Proposals would end those unpleasant settlement-day surprises

The Baltimore Sun

Almost anyone who's bought a house or taken out a mortgage in recent years knows the problems:

Lenders' "good-faith estimates" of loan and settlement fees provided at application too often are off the mark. Eleventh-hour surprise charges can add hundreds or even thousands of dollars to consumers' bottom-line costs at closing. No federal regulation requires strict adherence to the estimates.

The whole process of obtaining a mortgage lacks transparency, and loan features often are confusing to consumers or never are explained by lenders and brokers.

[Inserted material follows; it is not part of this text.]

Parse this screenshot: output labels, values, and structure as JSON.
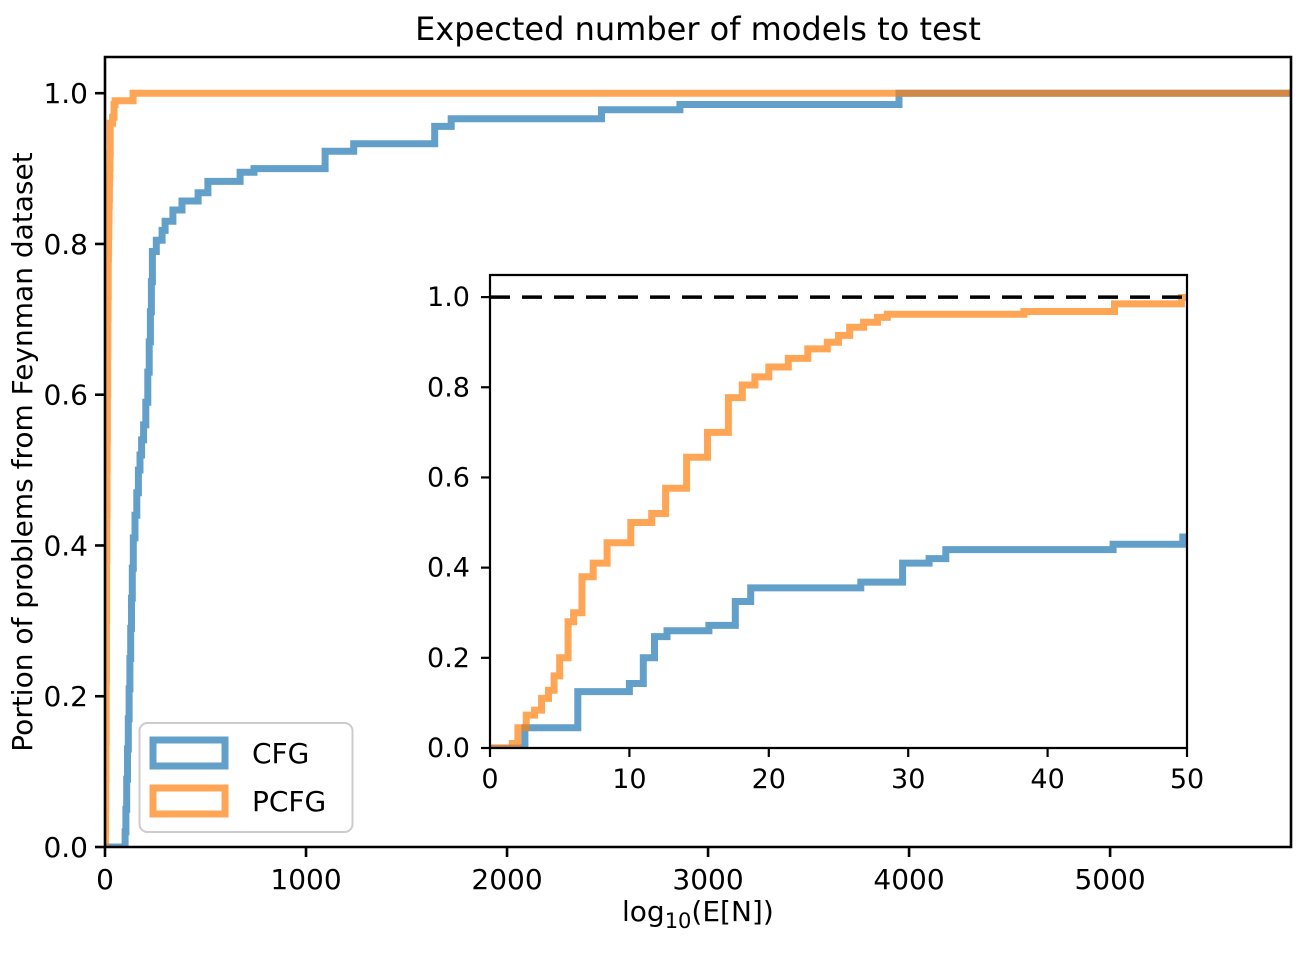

That confusion, in turn, is a key reason why so many borrowers now find themselves locked into bad loans they never understood.

There is too much pressure to use lending, title and settlement service affiliates of the builder or realty broker. Builders, for example, sometimes dangle $10,000 to $30,000 worth of "incentives" in front of purchasers, but only if they'll use the builder's affiliated lender where mortgage rates and fees frequently are higher.

These and other problems are targets of a new, sweeping effort by federal authorities to reform the system with better disclosures and a crackdown on scammers. It's actually the Bush administration's second attempt to push through settlement improvements. An earlier effort in 2002 was hounded by lending, realty and title industry critics and eventually withdrawn.

The latest effort, outlined March 14 by Department of Housing and Urban Development officials, would transform the good-faith estimate into a comparison-shopping tool, force lenders to guarantee that their estimates are on the money, and walk borrowers step by step through closing procedures with a new consumer-friendly "script."

Among the key changes you can expect if the proposal is adopted after HUD's 60-day public comment period:

A new, nationally uniform four-page good-faith estimate that is laid out graphically to highlight all the key working features of a loan, including rate, points, origination fees, prepayment penalties, escrows and title insurance. The form then prompts applicants to take the lender's estimates and compare them with estimates provided by up to three competitors.

The new, easy-to-follow disclosures were tested by focus-group researchers who found that they enabled consumers to pick the "best" loan deal - lowest rate, lowest total fees and most advantageous terms - 90 percent of the time.

Strict limits - the first ever imposed - on variations between upfront cost estimates at the application stage and the final charges that appear on the settlement sheet.

All fees paid to mortgage brokers tied to the interest rate must be labeled as a "credit" to the borrower. This is intended to red-flag extra payments that brokers receive for steering applicants into higher note rate deals.

Incentive packages marketed by builders and others that effectively pressure consumers to use affiliated companies - but don't deliver true economic benefits or discounts - could violate the law under the new proposals.

The reform proposals were greeted with initial approval from major lending groups, but some critics said they will require extensive and costly changes in the mortgage and settlement services industries.

Washington attorney Phillip L. Schulman of K&L; Gates, who represents title, mortgage and settlement clients, called HUD's proposal "complicated, confusing and controversial," and predicted tough opposition from industry groups. Brian D. Montgomery, assistant secretary for housing, disagreed, saying "the timing is right. There is a lot of anguish out there" among homeowners saddled with confusing loans that the industry should not ignore.

UPDATE: Following publication of my column on the omission of VA loans from the economic stimulus package, Rep. Steve Buyer, R-Ind., ranking member of the House Veterans Affairs Committee, introduced a bill that would amend the legislation to raise VA loan limits to the same levels as those for FHA, Fannie Mae and Freddie Mac. Senate Veterans Affairs Committee Chairman Daniel K. Akaka, D-Hawaii, introduced legislation to do the same, but would extend the time limit on VA increases to Dec. 31, 2011, rather than Dec. 31, 2008, as in the stimulus law.